Let $X, Y$ be two smooth projective absolutely irreducible algebraic varieties over a finite field $\mathbb F_q$. Assume that they have the same dimension $d$ and that all the Betti numbers agree, i.e. $b_j(X) = b_j(Y)$ for all $j \in \{0, ..., 2d\}$.
Question
Is there an integer $N \geq 1$ such that: $$\text{ if } |X(\Bbb F_{q^r})| = |Y(\Bbb F_{q^r})| \text{ for all } r \in \{1, ..., N\} \quad\text{ then }\quad Z(X/\mathbb F_q, T) = Z(Y/\mathbb F_q, T),$$ i.e. we have equality of the zeta functions once the first $N$ values of the cardinalities over $\Bbb F_{q^r}$ agree.
Thoughts
It works if $d=1$, i.e. for curves of the same genus $(b_1(X) = 2g(X))$, and in fact by Poincaré duality, we only need to know $|X(\Bbb F_{q^r})|$ for $1 \leq r \leq g(X)$ to deduce the full zeta function. This is because if $P_1(T) = 1 + a_1 T + ... + a_{2g} T^{2g}$ is the numerator of $Z(X,T)$ and if we set $S_r := |X(\Bbb F_{q^r})| - (q^r+1)$, then
$$\frac{d}{dT} [\log( \; Z(X, T) (1-T)(1-qT) \; )] = \frac{P_1'(T)}{P_1(T)}$$ so that $$a_1 = S_1, 2a_2 = S_1 a_1 + S_2 = S_1^2 + S_2, 3a_3 = S_1a_2 + S_2a_1 + S_3, ...$$
Intuitively, in general I would say that $N = \sum_{j=1}^{2d-1} b_j(X)$ could work (because this is the number of unknown coefficients of the $P_j$'s appearing in $Z(X,T)$ as a rational function — recall that $P_0(T) = 1 - T, P_{2d}(T) = 1 - q^d T$ and $P_i(0) = 1$ for all $i$).

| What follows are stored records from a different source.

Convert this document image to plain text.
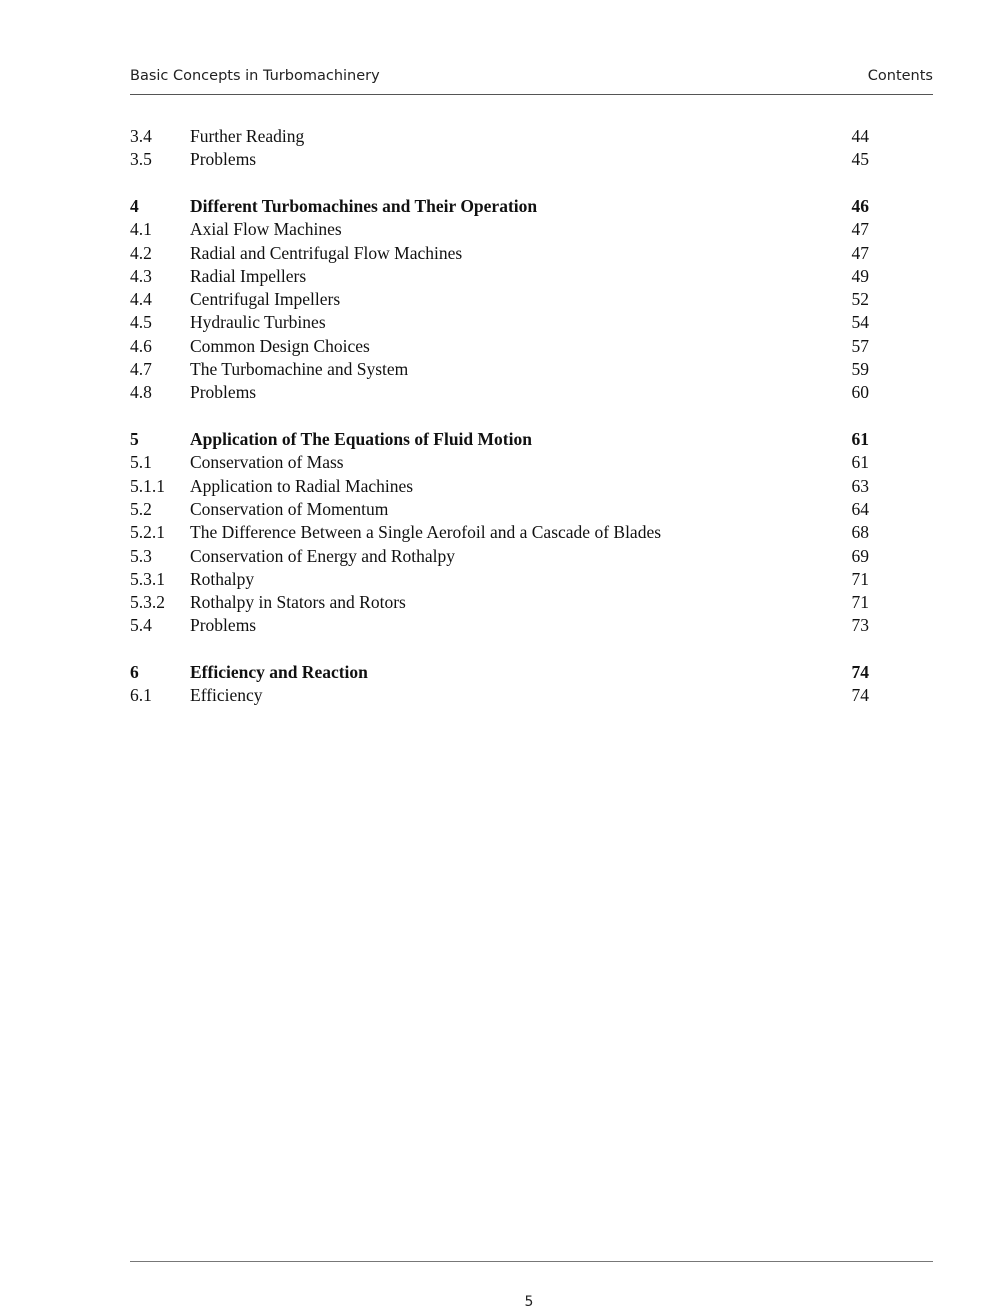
Basic Concepts in Turbomachinery	Contents
3.4 Further Reading	44
3.5 Problems	45
4	Different Turbomachines and Their Operation	46
4.1 Axial Flow Machines	47
4.2 Radial and Centrifugal Flow Machines	47
4.3 Radial Impellers	49
4.4 Centrifugal Impellers	52
4.5 Hydraulic Turbines	54
4.6 Common Design Choices	57
4.7 The Turbomachine and System	59
4.8 Problems	60
5	Application of The Equations of Fluid Motion	61
5.1 Conservation of Mass	61
5.1.1 Application to Radial Machines	63
5.2 Conservation of Momentum	64
5.2.1 The Difference Between a Single Aerofoil and a Cascade of Blades	68
5.3 Conservation of Energy and Rothalpy	69
5.3.1 Rothalpy	71
5.3.2 Rothalpy in Stators and Rotors	71
5.4 Problems	73
6	Efficiency and Reaction	74
6.1 Efficiency	74
5
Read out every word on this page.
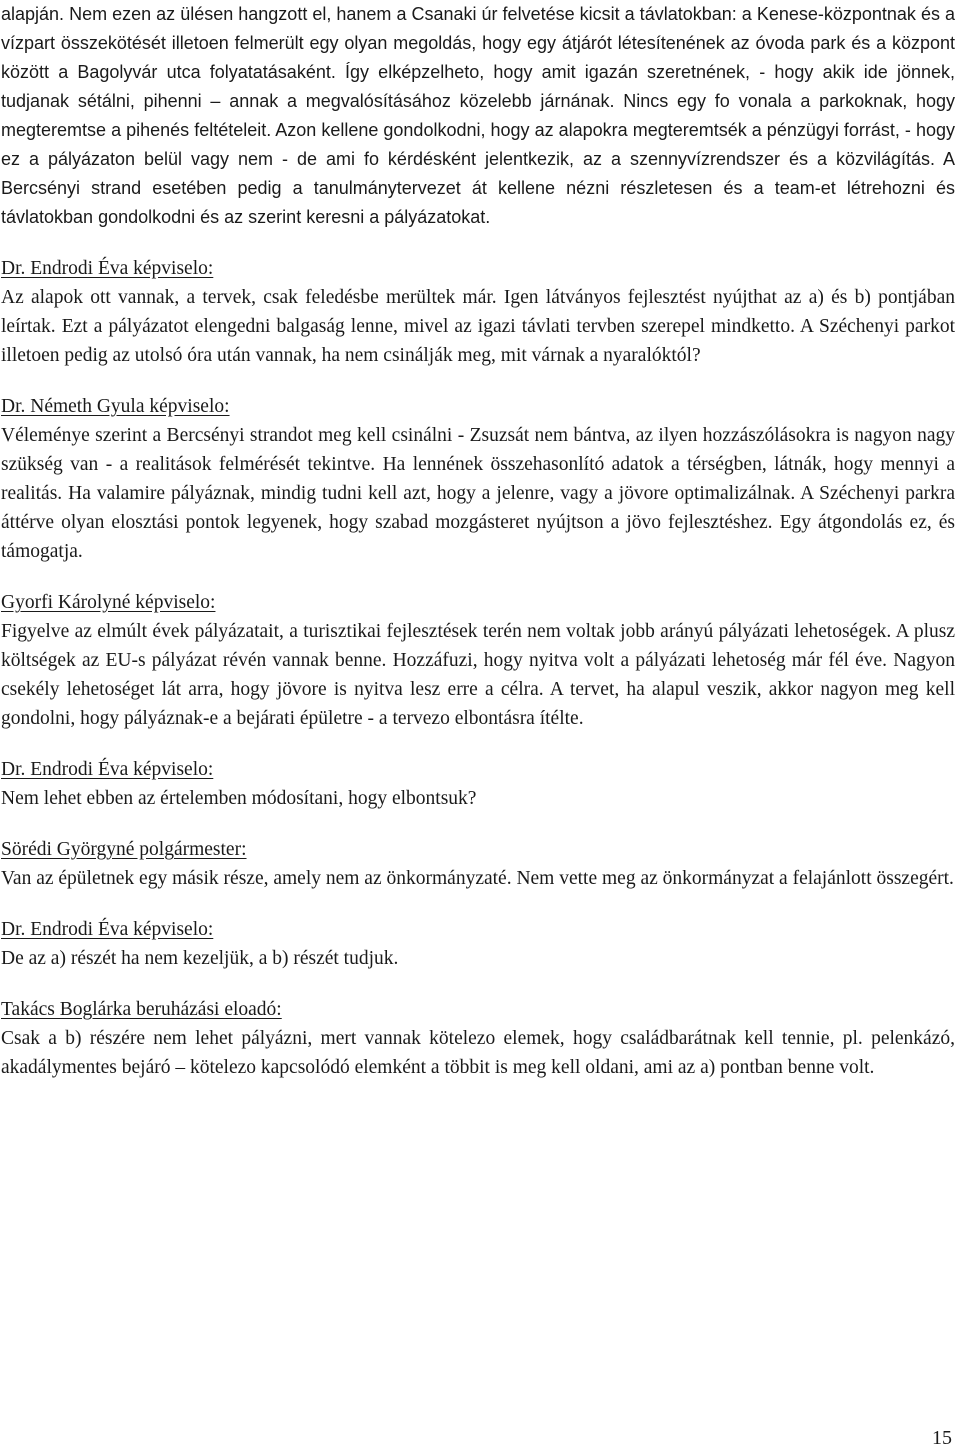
alapján. Nem ezen az ülésen hangzott el, hanem a Csanaki úr felvetése kicsit a távlatokban: a Kenese-központnak és a vízpart összekötését illetoen felmerült egy olyan megoldás, hogy egy átjárót létesítenének az óvoda park és a központ között a Bagolyvár utca folyatatásaként. Így elképzelheto, hogy amit igazán szeretnének, - hogy akik ide jönnek, tudjanak sétálni, pihenni – annak a megvalósításához közelebb járnának. Nincs egy fo vonala a parkoknak, hogy megteremtse a pihenés feltételeit. Azon kellene gondolkodni, hogy az alapokra megteremtsék a pénzügyi forrást, - hogy ez a pályázaton belül vagy nem - de ami fo kérdésként jelentkezik, az a szennyvízrendszer és a közvilágítás. A Bercsényi strand esetében pedig a tanulmánytervezet át kellene nézni részletesen és a team-et létrehozni és távlatokban gondolkodni és az szerint keresni a pályázatokat.

Dr. Endrodi Éva képviselo:

Az alapok ott vannak, a tervek, csak feledésbe merültek már. Igen látványos fejlesztést nyújthat az a) és b) pontjában leírtak. Ezt a pályázatot elengedni balgaság lenne, mivel az igazi távlati tervben szerepel mindketto. A Széchenyi parkot illetoen pedig az utolsó óra után vannak, ha nem csinálják meg, mit várnak a nyaralóktól?

Dr. Németh Gyula képviselo:

Véleménye szerint a Bercsényi strandot meg kell csinálni - Zsuzsát nem bántva, az ilyen hozzászólásokra is nagyon nagy szükség van - a realitások felmérését tekintve. Ha lennének összehasonlító adatok a térségben, látnák, hogy mennyi a realitás. Ha valamire pályáznak, mindig tudni kell azt, hogy a jelenre, vagy a jövore optimalizálnak. A Széchenyi parkra áttérve olyan elosztási pontok legyenek, hogy szabad mozgásteret nyújtson a jövo fejlesztéshez. Egy átgondolás ez, és támogatja.

Gyorfi Károlyné képviselo:

Figyelve az elmúlt évek pályázatait, a turisztikai fejlesztések terén nem voltak jobb arányú pályázati lehetoségek. A plusz költségek az EU-s pályázat révén vannak benne. Hozzáfuzi, hogy nyitva volt a pályázati lehetoség már fél éve. Nagyon csekély lehetoséget lát arra, hogy jövore is nyitva lesz erre a célra. A tervet, ha alapul veszik, akkor nagyon meg kell gondolni, hogy pályáznak-e a bejárati épületre - a tervezo elbontásra ítélte.

Dr. Endrodi Éva képviselo:

Nem lehet ebben az értelemben módosítani, hogy elbontsuk?

Sörédi Györgyné polgármester:

Van az épületnek egy másik része, amely nem az önkormányzaté. Nem vette meg az önkormányzat a felajánlott összegért.

Dr. Endrodi Éva képviselo:

De az a) részét ha nem kezeljük, a b) részét tudjuk.

Takács Boglárka beruházási eloadó:

Csak a b) részére nem lehet pályázni, mert vannak kötelezo elemek, hogy családbarátnak kell tennie, pl. pelenkázó, akadálymentes bejáró – kötelezo kapcsolódó elemként a többit is meg kell oldani, ami az a) pontban benne volt.

15
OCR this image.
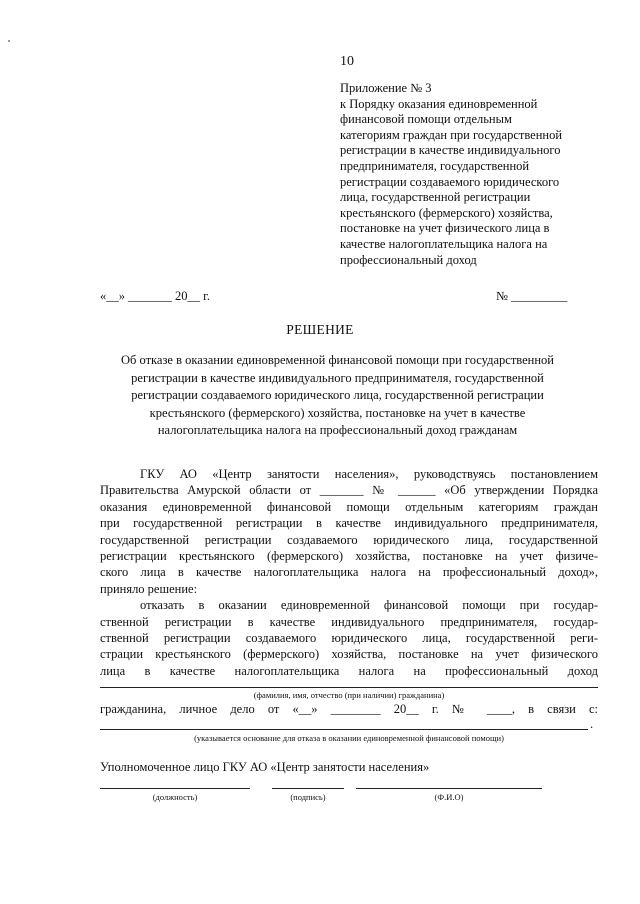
10
Приложение № 3
к Порядку оказания единовременной
финансовой помощи отдельным
категориям граждан при государственной
регистрации в качестве индивидуального
предпринимателя, государственной
регистрации создаваемого юридического
лица, государственной регистрации
крестьянского (фермерского) хозяйства,
постановке на учет физического лица в
качестве налогоплательщика налога на
профессиональный доход
«__» _______ 20__ г.	№ _________
РЕШЕНИЕ
Об отказе в оказании единовременной финансовой помощи при государственной
регистрации в качестве индивидуального предпринимателя, государственной
регистрации создаваемого юридического лица, государственной регистрации
крестьянского (фермерского) хозяйства, постановке на учет в качестве
налогоплательщика налога на профессиональный доход гражданам
ГКУ АО «Центр занятости населения», руководствуясь постановлением
Правительства Амурской области от _______ № ______ «Об утверждении Порядка
оказания единовременной финансовой помощи отдельным категориям граждан
при государственной регистрации в качестве индивидуального предпринимателя,
государственной регистрации создаваемого юридического лица, государственной
регистрации крестьянского (фермерского) хозяйства, постановке на учет физиче-
ского лица в качестве налогоплательщика налога на профессиональный доход»,
приняло решение:
отказать в оказании единовременной финансовой помощи при государ-
ственной регистрации в качестве индивидуального предпринимателя, государ-
ственной регистрации создаваемого юридического лица, государственной реги-
страции крестьянского (фермерского) хозяйства, постановке на учет физического
лица в качестве налогоплательщика налога на профессиональный доход
(фамилия, имя, отчество (при наличии) гражданина)
гражданина, личное дело от «__» ________ 20__ г. № ____, в связи с:
.
(указывается основание для отказа в оказании единовременной финансовой помощи)
Уполномоченное лицо ГКУ АО «Центр занятости населения»
(должность)	(подпись)	(Ф.И.О)
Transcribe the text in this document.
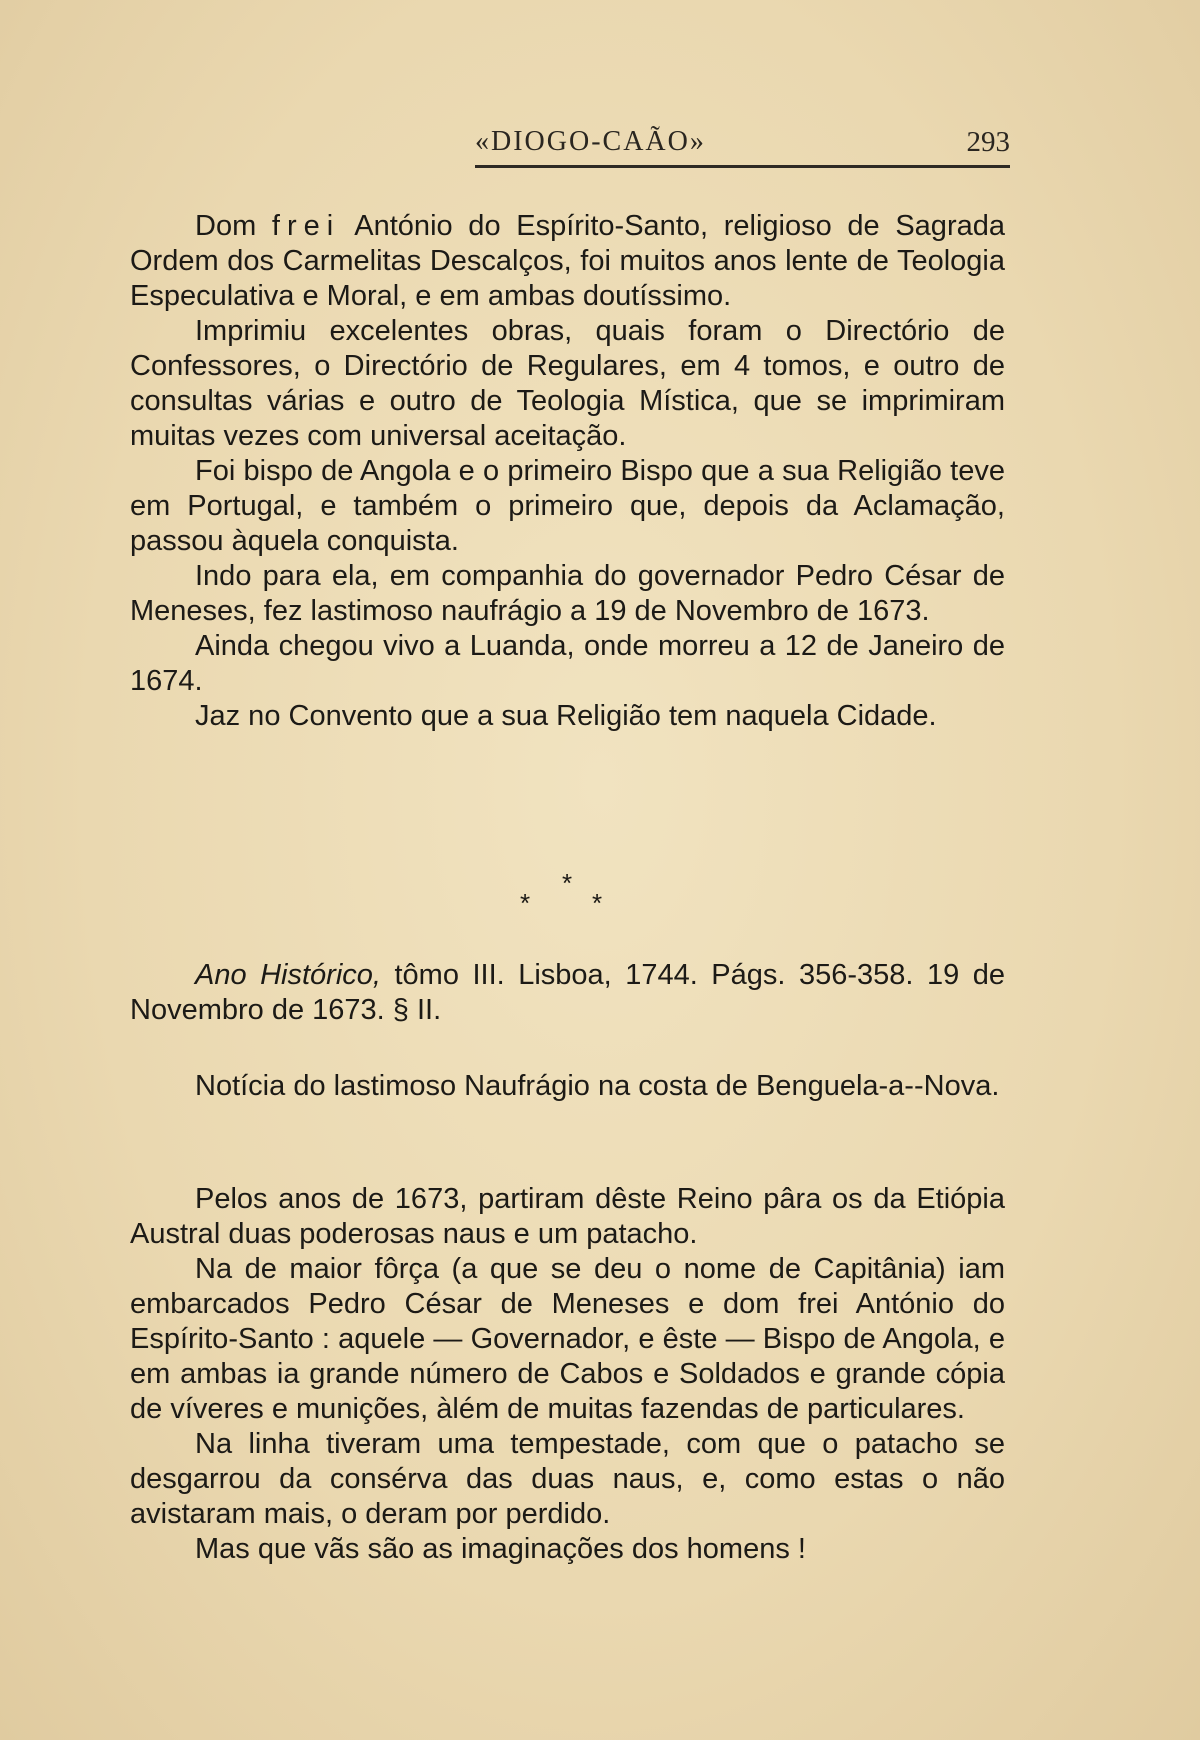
«DIOGO-CAÃO»	293

Dom frei António do Espírito-Santo, religioso de Sagrada Ordem dos Carmelitas Descalços, foi muitos anos lente de Teologia Especulativa e Moral, e em ambas doutíssimo.

Imprimiu excelentes obras, quais foram o Directório de Confessores, o Directório de Regulares, em 4 tomos, e outro de consultas várias e outro de Teologia Mística, que se imprimiram muitas vezes com universal aceitação.

Foi bispo de Angola e o primeiro Bispo que a sua Religião teve em Portugal, e também o primeiro que, depois da Aclamação, passou àquela conquista.

Indo para ela, em companhia do governador Pedro César de Meneses, fez lastimoso naufrágio a 19 de Novembro de 1673.

Ainda chegou vivo a Luanda, onde morreu a 12 de Janeiro de 1674.

Jaz no Convento que a sua Religião tem naquela Cidade.

*
* *

Ano Histórico, tômo III. Lisboa, 1744. Págs. 356-358. 19 de Novembro de 1673. § II.

Notícia do lastimoso Naufrágio na costa de Benguela-a--Nova.

Pelos anos de 1673, partiram dêste Reino pâra os da Etiópia Austral duas poderosas naus e um patacho.

Na de maior fôrça (a que se deu o nome de Capitânia) iam embarcados Pedro César de Meneses e dom frei António do Espírito-Santo : aquele — Governador, e êste — Bispo de Angola, e em ambas ia grande número de Cabos e Soldados e grande cópia de víveres e munições, àlém de muitas fazendas de particulares.

Na linha tiveram uma tempestade, com que o patacho se desgarrou da consérva das duas naus, e, como estas o não avistaram mais, o deram por perdido.

Mas que vãs são as imaginações dos homens !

I think that yes, but the proof has to use the Weil conjectures.
We know that $Z(X/\mathbb{F}_q)=\frac{N_X}{P_X}$ and same for $Y$, with $N_X,N_Y$ integral polynomials of bounded degree (by the sum $\beta_1$ of the Betti numbers of odd index), and $P_X,P_Y$ are integral polynomials of degree bounded by the sum $\beta_0$ of Betti numbers of even index.
Let $\Pi=P_XP_Y$. Assume that for all $1 \leq r \leq \beta_0+\beta_1$, $|X(\mathbb{F}_{q^r})|=|Y(\mathbb{F}_{q^r})|$. Then the coefficients from $0$ to $\beta_1+\beta_0$ of the power series expansions of $Z(X),Z(Y)$ are equal.
Thus, it is the same for the coefficients from $0$ to $\beta_1+\beta_0$ of $\Pi Z(X)$ and $\Pi Z(Y)$. But $\Pi Z(X)$, $\Pi Z(Y)$ are polynomials of degree $\beta_1+\beta_0$. So it follows $\Pi Z(X)=\Pi Z(Y)$ is $Z(X)=Z(Y)$.